Reprinted in July edition of
Is Chocolate a Sin?

by Chef Carlo J. Morelli

What happens to women when they eat it? You won't believe it!

Chocolate by far, is one of the best known of all the acknowledged aphrodisiacs. There are over 300 different chemicals, including caffeine and phenylethylamine (PEA) in chocolate. There is some scientific bases to the belief that phenylethylaminea is a chemical that in the refined bean indeed causes a physical arousal, the same feelings as when we are head over heals in love. Chocolate's effect has been compared to those of marijuana and amphetamines by some—an addiction.

Christopher Columbus first brought chocolate to Europe in 1502. Columbus discovered the beans were used to make a strong native beverage, and were also used as a form of money among the Aztecs. However no one paid much attention to it because it was an acquired taste, with it's strong bitter flavor.

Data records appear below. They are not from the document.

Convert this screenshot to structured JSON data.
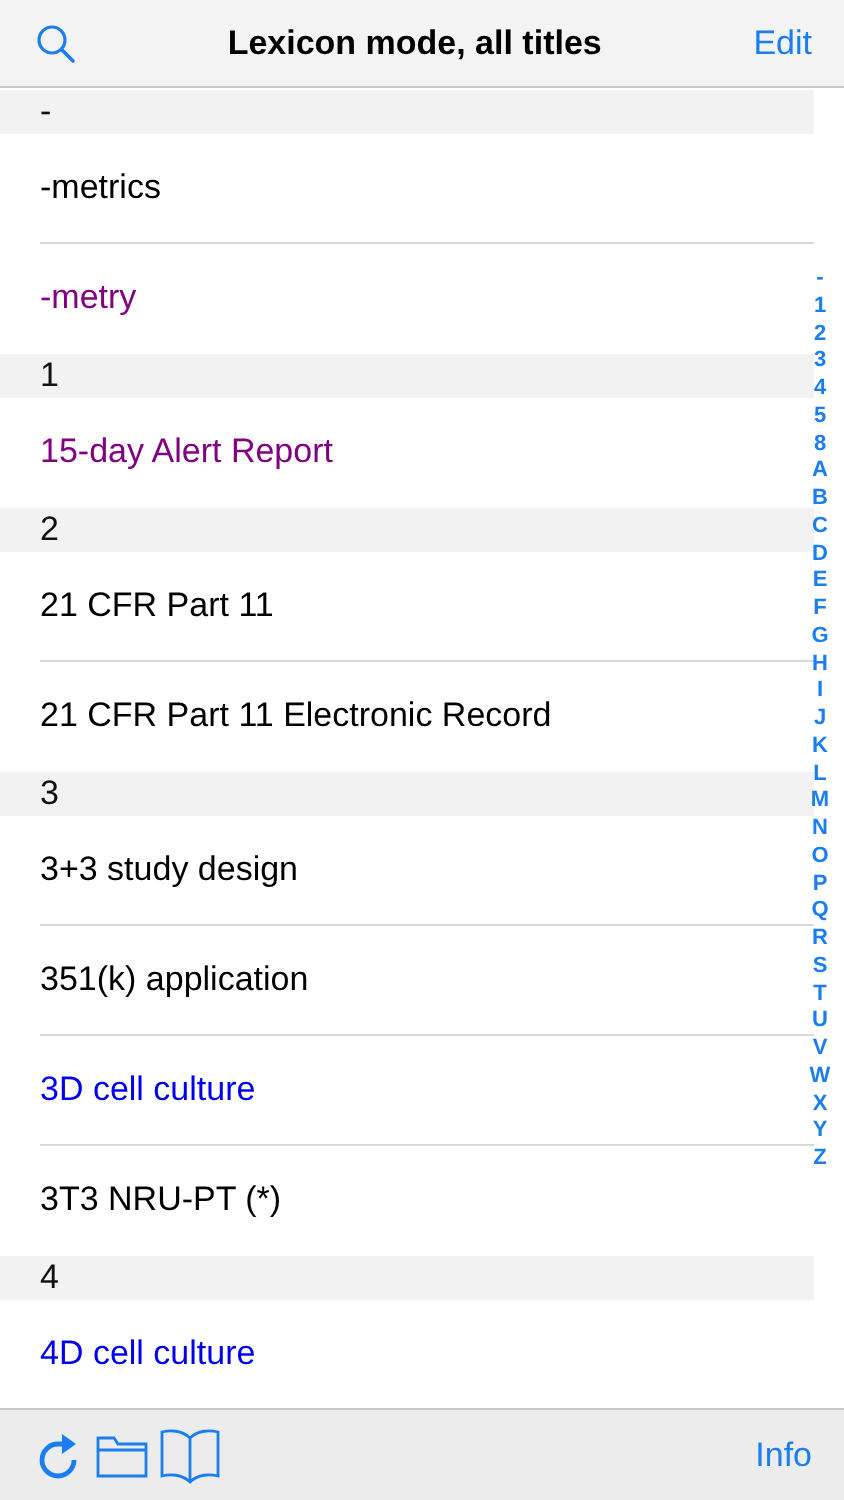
{
  "nav": {
    "title": "Lexicon mode, all titles",
    "right_button": "Edit"
  },
  "sections": [
    {
      "header": "-",
      "items": [
        {
          "label": "-metrics",
          "color": "#000000"
        },
        {
          "label": "-metry",
          "color": "#800080"
        }
      ]
    },
    {
      "header": "1",
      "items": [
        {
          "label": "15-day Alert Report",
          "color": "#800080"
        }
      ]
    },
    {
      "header": "2",
      "items": [
        {
          "label": "21 CFR Part 11",
          "color": "#000000"
        },
        {
          "label": "21 CFR Part 11 Electronic Record",
          "color": "#000000"
        }
      ]
    },
    {
      "header": "3",
      "items": [
        {
          "label": "3+3 study design",
          "color": "#000000"
        },
        {
          "label": "351(k) application",
          "color": "#000000"
        },
        {
          "label": "3D cell culture",
          "color": "#0000ee"
        },
        {
          "label": "3T3 NRU-PT (*)",
          "color": "#000000"
        }
      ]
    },
    {
      "header": "4",
      "items": [
        {
          "label": "4D cell culture",
          "color": "#0000ee"
        }
      ]
    }
  ],
  "index": [
    "-",
    "1",
    "2",
    "3",
    "4",
    "5",
    "8",
    "A",
    "B",
    "C",
    "D",
    "E",
    "F",
    "G",
    "H",
    "I",
    "J",
    "K",
    "L",
    "M",
    "N",
    "O",
    "P",
    "Q",
    "R",
    "S",
    "T",
    "U",
    "V",
    "W",
    "X",
    "Y",
    "Z"
  ],
  "toolbar": {
    "right_button": "Info"
  }
}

Not until 1519 and Cortes, with his conquest of Central America, and Mexico. To his surprise, the Aztec emperor believed Cortes to be the reincarnation of Quetzalcoatl, the Aztec God of air, light and life, and heaped riches upon the Spaniard in the form of cacao tree plantations, and he in turn scratched his head and brought them home to Spain.

One hundred beans could buy a slave and twelve a rabbit, 40 could buy a good woman. ( The catch was determining which one was good, and at what!). Cortes did make one major discovery in the evolution of the Love Bean. Because there where no wines available, Cortes' men learned to drink their local beverage made from cacao or cocoa, called cocoatl.

In 1615, chocolat (sho-co-LAH) debuted at a fancy royal wedding in Bordeaux France, hence, it made its way to England. In 1662 a refined form of what we relish today, was introduced as chocolata. It wasn't until 1765, that chocolate was introduced to the US by an enterprising gentleman named John Hanan. He, with the help of Dr. James Baker of Dorchester Massachusetts, refined the first of many millions of pounds of our favorite . . . sin.

As men already know, it is women that find Chocolate almost irresistable . . . so why fight it!

Make your bed of Chocolate, so you can sleep in it . . .This is a man's simple recipe for women . . . 1, 2 , 3

A Triple Trick or Treat

1 box cooked chocolate pudding mix (4 serving size)
2 cups milk
1 box devil's food cake mix, unprepared
1/2 cup semisweet chocolate chips
1/2 cup chopped walnuts (optional)

Preheat oven to 350 degrees.

1) Prepare pudding with milk as directed on package.

2) Remove from heat and blend dry cake mix into hot pudding, mixing until it gets very thick and spongy.

3) Pour into greased and floured 9 x 13 inch pan.

4) Sprinkle with chocolate chips and nuts.

Bake for 30 to 35 minutes.

Serve with coffee (and sweet and low) and reap that which you sowed.